(Thomas Mitchell/4th St8) – When I interviewed Joseph Becker, the newly installed head of the Center for Justice and Constitutional Litigation at the Nevada Policy Research Institute, nearly a year ago, he mentioned that one of the possible objectives of the Institute was to find someone “with standing” to be the plaintiff in litigation attacking the wholesale ignoring of the separation of powers clause in the Nevada Constitution.
This week the Center filed that lawsuit on behalf of an unemployed computer technician.
The libertarian-leaning center at the time of its launch listed potential areas for litigation as: Freedom of speech, assembly and religion, as well as gun ownership, property rights, privacy, limited government and separation of powers.
Becker explained a year ago, and I quoted him in a column, “The Ninth and Tenth amendments are very important to us — separation of powers, leaving to the states what’s the order of the states and even separation of power, making sure the legislative, executive and judicial branch maintain their separate and proper roles.”
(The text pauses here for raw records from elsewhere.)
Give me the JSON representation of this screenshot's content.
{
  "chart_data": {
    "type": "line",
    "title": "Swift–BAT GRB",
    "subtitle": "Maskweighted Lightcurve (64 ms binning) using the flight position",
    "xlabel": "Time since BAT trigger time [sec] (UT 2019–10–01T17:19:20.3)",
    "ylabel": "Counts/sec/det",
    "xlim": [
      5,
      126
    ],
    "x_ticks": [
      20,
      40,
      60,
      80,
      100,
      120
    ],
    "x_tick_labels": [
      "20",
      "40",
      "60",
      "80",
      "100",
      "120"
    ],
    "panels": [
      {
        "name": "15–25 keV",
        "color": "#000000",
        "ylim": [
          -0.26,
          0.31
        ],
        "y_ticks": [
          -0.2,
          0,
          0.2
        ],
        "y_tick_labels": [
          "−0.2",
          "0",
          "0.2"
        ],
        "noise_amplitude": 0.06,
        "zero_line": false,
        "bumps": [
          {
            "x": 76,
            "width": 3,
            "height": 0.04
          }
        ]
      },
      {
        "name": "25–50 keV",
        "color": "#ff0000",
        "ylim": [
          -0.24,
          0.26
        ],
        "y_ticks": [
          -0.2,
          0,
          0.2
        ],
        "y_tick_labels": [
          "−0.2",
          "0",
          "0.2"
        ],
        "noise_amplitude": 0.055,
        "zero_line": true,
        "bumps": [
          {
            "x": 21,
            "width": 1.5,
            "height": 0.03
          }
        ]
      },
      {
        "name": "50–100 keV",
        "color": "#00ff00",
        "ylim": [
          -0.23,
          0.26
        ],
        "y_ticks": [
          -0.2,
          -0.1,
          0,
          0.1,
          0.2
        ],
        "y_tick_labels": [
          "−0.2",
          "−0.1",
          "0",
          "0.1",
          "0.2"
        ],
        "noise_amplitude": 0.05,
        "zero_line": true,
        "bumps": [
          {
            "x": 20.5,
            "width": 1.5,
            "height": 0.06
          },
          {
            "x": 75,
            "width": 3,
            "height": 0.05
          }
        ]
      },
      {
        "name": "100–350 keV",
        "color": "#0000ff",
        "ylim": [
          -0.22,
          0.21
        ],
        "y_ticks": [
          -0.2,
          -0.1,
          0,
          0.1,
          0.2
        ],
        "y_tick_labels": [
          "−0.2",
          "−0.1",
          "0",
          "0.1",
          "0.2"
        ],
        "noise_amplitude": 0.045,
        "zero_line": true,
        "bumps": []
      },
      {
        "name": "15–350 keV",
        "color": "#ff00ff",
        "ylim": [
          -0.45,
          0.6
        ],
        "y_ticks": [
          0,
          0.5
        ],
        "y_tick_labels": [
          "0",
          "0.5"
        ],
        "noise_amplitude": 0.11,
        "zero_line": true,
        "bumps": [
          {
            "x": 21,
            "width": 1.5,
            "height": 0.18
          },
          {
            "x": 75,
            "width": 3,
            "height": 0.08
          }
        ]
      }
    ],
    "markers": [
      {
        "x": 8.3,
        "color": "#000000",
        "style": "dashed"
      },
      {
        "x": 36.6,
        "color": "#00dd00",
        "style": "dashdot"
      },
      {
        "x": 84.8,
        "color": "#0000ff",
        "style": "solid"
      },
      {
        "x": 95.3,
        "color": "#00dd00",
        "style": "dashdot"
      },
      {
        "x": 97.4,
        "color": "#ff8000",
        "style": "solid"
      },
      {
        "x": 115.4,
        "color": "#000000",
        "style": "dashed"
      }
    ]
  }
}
This week’s lawsuit argues that unemployed computer tech William Pujonis is harmed by the fact state Sen. Mo Denis unconstitutionally serves in the legislative branch while simultaneously performing a function in the executive branch, specifically computer tech at the Public Utilities Commission. Pujonis is thus blocked from seeking Denis’ job, which he holds in violation of the Constitution, which states:
“The powers of the government of the state of Nevada shall be divided into three separate departments, the Legislature, the executive and the judicial; and no persons charged with the exercise of powers properly belonging to one of these departments shall exercise any functions, appertaining to either of the others.”
As Ed Vogel’s Review-Journal story points out this is not the first time this has been argued. In 2004 the state Supreme Court, rejected a similar suit, saying the state Constitution lets the Legislature set qualifications of members.
That’s why Becker and the Center went looking for an aggrieved party who would be able to show that failing to follow the letter of the Constitution denied the plaintiff due process under the law.
As Vin Suprynowicz explained in his R-J column several months ago, the separation of powers clause was strictly adhered to until about 1964. Even school janitors were not allowed to sit in the Legislature.
This was chipped away by a couple of attorney general rulings until in 1971 Attorney General Bob List opened the flood gates. List held that a person could “exercise powers” as a legislator so long as he didn’t “exercise powers” in one of the other branches. Never mind that the constitutional criteria is “function.”
Vin also related, “In 2004, Attorney General Brian Sandoval — now our governor — issued an opinion holding that state workers should not be allowed to sit in Carson City. But it has never been tested in the courts and is widely ignored.”
In a press release, Becker said, “Allowing one person to exercise power in two branches of government leads to numerous conflicts of interests and invites corruption. It also destroys the checks and balances that were built into Nevada’s government to protect citizens from power-hungry politicians.”
Well, you might ask, in our democratic form of government shouldn’t the voters be able to elect whoever they wish to be their representative? It was no secret which candidates also worked for other branches of government. (Becker estimates that close to 20 percent of the Legislature is in violation of the clause.)
The same argument is made against term limits.
But people forget this country and state were founded not as democracies but as republics, with power being broadly distributed lest one person or group attain too much power. And the Founders were just as leery of a mobocracy of the majority as they were of the monarchy. That’s why the U.S. Constitution limits the powers of the majority and demands supermajorities to change those constraints.
The Founders said there could be no bill of attainder, no ex post facto laws, no denial of habeas corpus. Property may not be taken by the majority without just compensation. The majority may not take away free speech or religion or guns or liberty.
James Madison wrote in Federalist Paper No. 47:
“The accumulation of all powers, legislative, executive, and judiciary in the same hands, whether of one, a few, or many, and whether hereditary, self-appointed, or elective, may justly be pronounced the very definition of tyranny.”